Here's a quick guide to help you pick the right vector store for your use case:
- If you're after something that can just run inside your Node.js application, in-memory, without any other servers to stand up, then go for HNSWLib, Faiss, LanceDB or CloseVector
- If you're looking for something that can run in-memory in browser-like environments, then go for MemoryVectorStore or CloseVector
- If you come from Python and you were looking for something similar to FAISS, try HNSWLib or Faiss
- If you're looking for an open-source full-featured vector database that you can run locally in a docker container, then go for Chroma
- If you're looking for an open-source vector database that offers low-latency, local embedding of documents and supports apps on the edge, then go for Zep
- If you're looking for an open-source production-ready vector database that you can run locally (in a docker container) or hosted in the cloud, then go for Weaviate.

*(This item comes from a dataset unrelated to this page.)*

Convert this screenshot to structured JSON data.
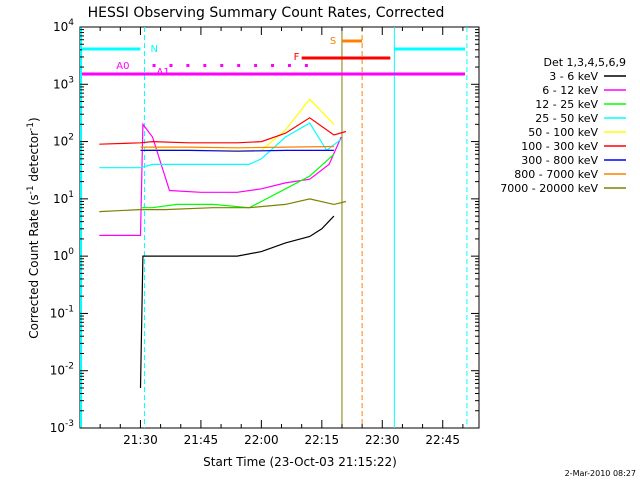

- If you're using Supabase already then look at the Supabase vector store to use the same Postgres database for your embeddings too
- If you're looking for a production-ready vector store you don't have to worry about hosting yourself, then go for Pinecone
- If you are already utilizing SingleStore, or if you find yourself in need of a distributed, high-performance database, you might want to consider the SingleStore vector store.
- If you are looking for an online MPP (Massively Parallel Processing) data warehousing service, you might want to consider the AnalyticDB vector store.
- If you're in search of a cost-effective vector database that allows run vector search with SQL, look no further than MyScale.
- If you're in search of a vector database that you can load from both the browser and server side, check out CloseVector. It's a vector database that aims to be cross-platform.
- If you're looking for a scalable, open-source columnar database with excellent performance for analytical queries, then consider ClickHouse.